Ribut-ribut soal biaya kuliah saat pandemi COVID-19 menjadi masalah utama yang melatarbelakangi pelaporan Menteri Pendidikan dan Kebudayaan Nadiem Makarim oleh mahasiswa Universitas Negeri Semarang (Unnes). Begini duduk perkara perseteruan mahasiswa vs Mas Menteri.
Poin krusial dari perseteruan konstitusional ini adalah Peraturan Mendikbud (Permendikbud) Nomor 25 Tahun 2020 tentang Standar Satuan Biaya Operasional Pendidikan Tinggi pada Perguruan Tinggi Negeri di Lingkungan Kementerian Pendidikan dan Kebudayaan.
SCROLL TO CONTINUE WITH CONTENT
Berdasarkan penjelasan pihak mahasiswa Fakultas Hukum (FH) Unnes, mereka mengajukan permohonan gugatan uji materi atas Permendikbud itu ke Mahkamah Agung (MA) pada 20 Juli. Mereka melanjutkan langkahnya dengan mengadu ke Komisi Nasional Hak Asasi Manusia (Komnas HAM) pada 22 Juli.
Latar belakang masalah ini adalah kondisi pandemi COVID-19 yang berpengaruh ke ekonomi. Keuangan pihak keluarga mahasiswa menjadi lebih berat ketimbang hari-hari sebelum pandemi. Mahasiswa menjadi susah membayar biaya kuliah.
Sebagaimana diberitakan detikcom pada 2 Juni 2020, pihak mahasiswa mengaku telah menghimpun data lewat Google Form. Isinya adalah formulir untuk mengetahui persebaran pekerjaan orang tua mahasiswa. Sebanyak 2.216 mahasiswa Unnes mengisi formulir itu. Hasilnya, 92 persen mahasiswa mengaku kondisi perekonomian keluarganya terpengaruh pandemi COVID-19.
Mahasiswa keberatan dengan dua hal ini:
1. Uang Kuliah Tunggal (UKT): biaya yang dikenakan kepada mahasiswa untuk digunakan dalam proses pembelajaran.
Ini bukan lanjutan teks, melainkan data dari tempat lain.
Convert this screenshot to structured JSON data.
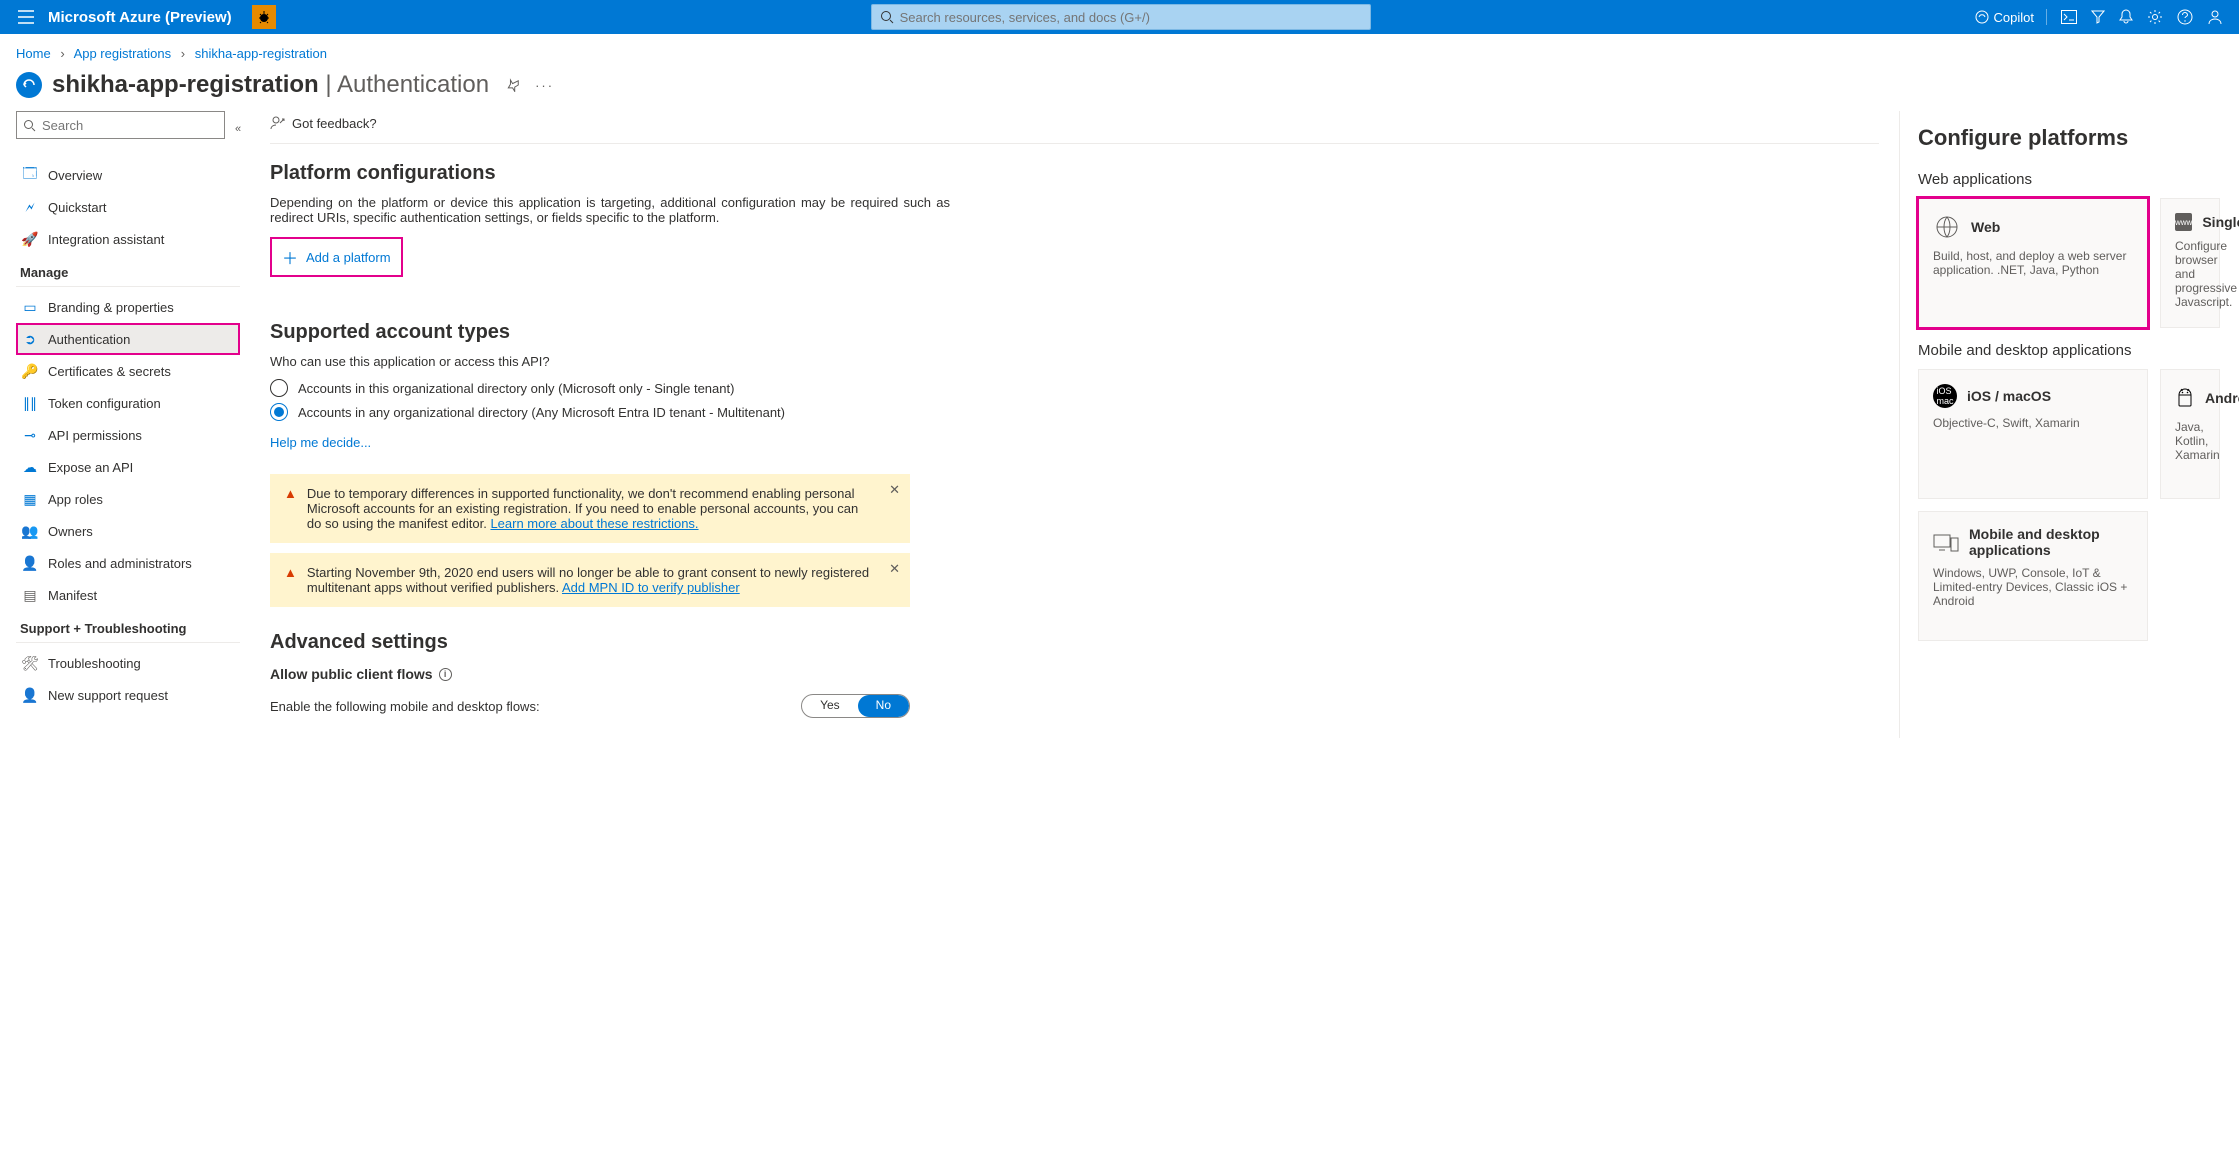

2. Iuran Pengembangan Institusi: disebut pihak mahasiswa sebagai uang pangkal, yakni pungutan di luar UKT dari mahasiswa, dibayarkan mahasiswa baru yang diterima di universitas.
Soal UKT
Uang Kuliah Tunggal (UKT) adalah biaya yang harus dibayarkan mahasiswa tiap semesternya. Nominalnya dihitung dari biaya kuliah tunggal (BKT) dikurangi biaya yang ditanggung pemerintah. Adapun BKT sendiri ditetapkan berdasarkan Satuan Biaya Operasional Pendidikan Tinggi (SSBOPT) yang dihitung berdasarkan biaya langsung dan tidak langsung.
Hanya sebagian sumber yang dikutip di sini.